Sem apontar nomes dos visados nem os locais onde tais anomalias ocorrem nos 191 postos de recenseamento instalado nos seis distritos municipais, a presidente da Comissão Provincial de Eleições (CPE) na capital do país, Ana Chemane, disse à imprensa, na segunda-feira (21), que as ilicitudes são também promovidos por técnicos e outras partes interessadas no recenseamento eleitoral.

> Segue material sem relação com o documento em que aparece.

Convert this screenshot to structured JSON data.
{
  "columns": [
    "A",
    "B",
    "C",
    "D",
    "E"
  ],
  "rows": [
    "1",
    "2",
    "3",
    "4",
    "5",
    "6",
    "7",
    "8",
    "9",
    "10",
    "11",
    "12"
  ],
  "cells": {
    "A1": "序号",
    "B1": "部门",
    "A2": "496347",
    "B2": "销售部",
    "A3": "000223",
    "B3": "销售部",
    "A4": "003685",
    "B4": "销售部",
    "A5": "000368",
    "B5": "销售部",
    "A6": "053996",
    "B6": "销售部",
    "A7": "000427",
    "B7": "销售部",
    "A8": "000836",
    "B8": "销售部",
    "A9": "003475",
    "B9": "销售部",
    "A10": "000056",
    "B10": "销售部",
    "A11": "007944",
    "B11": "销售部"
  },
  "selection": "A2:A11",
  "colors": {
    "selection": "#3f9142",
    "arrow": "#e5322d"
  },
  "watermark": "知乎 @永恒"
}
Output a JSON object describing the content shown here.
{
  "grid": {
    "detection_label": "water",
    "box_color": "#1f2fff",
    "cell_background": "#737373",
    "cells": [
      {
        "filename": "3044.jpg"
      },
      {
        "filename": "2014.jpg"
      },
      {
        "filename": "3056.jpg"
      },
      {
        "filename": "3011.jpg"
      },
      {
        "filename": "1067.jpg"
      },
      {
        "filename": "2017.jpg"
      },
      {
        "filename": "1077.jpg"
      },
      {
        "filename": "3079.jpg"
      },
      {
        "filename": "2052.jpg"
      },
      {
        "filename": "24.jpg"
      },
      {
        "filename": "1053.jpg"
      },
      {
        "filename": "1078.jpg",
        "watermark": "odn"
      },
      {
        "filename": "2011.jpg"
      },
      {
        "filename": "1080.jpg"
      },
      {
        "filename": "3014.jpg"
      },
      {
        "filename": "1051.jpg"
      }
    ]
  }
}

Ela socorreu-se do artigo 39 da Lei 05/2013, de 22 de Fevereiro, alterada e republicada pela Lei 08/2014, de 12 de Março – lei do recenseamento eleitoral – para lembrar aos supostos prevaricadores que, “entre o segundo até ao quinto dia posterior ao termo do período de recenseamento eleitoral são expostas, nos locais onde funcionou a brigada de recenseamento eleitoral, cópias dos cadernos de recenseamento eleitoral, para efeitos de consulta e reclamação dos interessados”.

Neste contexto, os documentos em questão não podem, por enquanto, de forma alguma, serem retirados dos postos de recenseamento.

Refira-se que decorre, desde o último sábado (19) até esta terça-feira (22), em todos os postos de recenseamento eleitoral, a exposição dos cadernos de recenseamento eleitoral.

A exposição, de acordo com Ana Chemane, visa assegurar que os eleitores verifiquem se os seus nomes constam dos cadernos eleitorais e se os mesmos estão correctamente escritos. O processo é feito onde cada cidadão se recenseou.